Bringing a pet into your life can be positive and uplifting, but it can also be stressful and hard. Think of a pet like a long-term relationship: it’s a large commitment that comes with sacrifice and dedication. Whether the animal in question is a cuddly cat, a slithery snake, or a gigantic German shepherd, be prepared for both huge rewards and hard work. Pets, like people, are unique. Each one has its own personality and preferences. Maybe you thought your cat was the type who would want to curl up in your lap at night, but, as it turns out, your cat is reserved and likes to keep a respectful distance. Embrace your pet for who they are and not who you thought they would be. Perhaps you had a pet throughout your childhood, so you’re already familiar with the ups and downs of caring for an animal. But remember, raising an animal by yourself poses a far greater set of challenges than raising one with your parents and siblings in the next room. And we’re here to help you meet these challenges, so here are some of the most critical things to know before you attach yourself to an animal.
A pet has to eat
Sounds obvious. Of course, your pet will have to eat. Like all animal species — including human beings — pets need food to survive. And, like all animal species, your pet will probably come with their own set of culinary preferences. Maybe your new cat will prefer wet food to dry food. Maybe your new dog will scorn their regular dog food and only eat chicken bones. It’s hard to predict what your pet will love and what they will loathe. So be ready for trial and error at the grocery store. Also, make sure you have room in a budget to feed another living and breathing creature. Pet food can get rather pricey, especially if you’re set on feeding your animal organic and/or fancier fare.
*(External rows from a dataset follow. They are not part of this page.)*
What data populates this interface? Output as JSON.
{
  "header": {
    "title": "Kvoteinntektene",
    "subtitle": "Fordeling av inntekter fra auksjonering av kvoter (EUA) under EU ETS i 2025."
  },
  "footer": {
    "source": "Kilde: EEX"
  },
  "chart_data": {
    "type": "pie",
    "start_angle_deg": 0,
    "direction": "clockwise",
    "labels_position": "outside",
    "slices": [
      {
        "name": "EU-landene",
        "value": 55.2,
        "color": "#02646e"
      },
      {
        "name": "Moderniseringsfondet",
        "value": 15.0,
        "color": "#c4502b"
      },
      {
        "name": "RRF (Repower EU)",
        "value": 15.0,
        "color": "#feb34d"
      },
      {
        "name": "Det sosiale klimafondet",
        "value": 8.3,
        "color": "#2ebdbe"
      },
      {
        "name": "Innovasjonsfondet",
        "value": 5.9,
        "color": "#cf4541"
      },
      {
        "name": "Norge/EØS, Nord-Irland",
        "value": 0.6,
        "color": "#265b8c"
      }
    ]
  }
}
Keep healthcare in the front of your mind
What if your rabbit stops eating? What if your dog develops a mean cough? Like people, animals get sick. Sometimes it’s nothing to worry about and it goes away on its own. But on other occasions, it’s serious and requires doctor visits, medicine, and maybe even surgery. Research animal care and animal doctors (aka veterinarians) in your city and community. Make sure they can treat your pet and you can afford the inevitable bill. Look into health insurance for your pet as well. You don’t want to go bankrupt taking care of your animal, but you also want your animal to get better. There are lots of options when it comes to getting your pet the healthcare it needs. In big cities, there’s even mobile animal clinics that can treat your sick pet at a relatively low cost.
All you need is love
No, it’s not quite so simple. You do need more than love. As we already said, you’ll need food and a vet. But love is crucial. You should give your animal oodles of care and attention. Petting, cuddling, treats, exercise, baby talk — most animals are very sociable and thrive in loving, attentive environments. Even if you wind up with a shy cat who tends to keep to themselves, it doesn’t mean that you can just leave them alone for hours on end. Even if you’re not addressing your pet directly, pets still respond well to general human activity and noise, so, even if your pet doesn’t show it, it still appreciates you being around. If you’re not around — i.e. if you plan to take a Hawaiian vacation or go to a prestigious art residency — make sure you have someone who can look after your pet and give them love and care until you come home.
Keep it clean
Owning a pet can be a smelly, dirty job. Even self-sufficient pets who can clean themselves, like cats, get a little smelly from time to time. And it goes without saying that cat litter and finding cat hair on your nice clothes isn’t the most pleasant feeling in the world. To keep your abode a nice and fresh place, get ready to do some extra cleaning. Whether it’s emptying the litter box, the rabbit cage, or the fish tank, know that in order to maintain a sweet-smelling and welcoming place, extra work is coming your way. Vacuuming, scrubbing, and sweeping may have to happen at a much more frequent pace, but, hey, cleaning up after pets should be a small price to pay for years of heart-fluttering memories.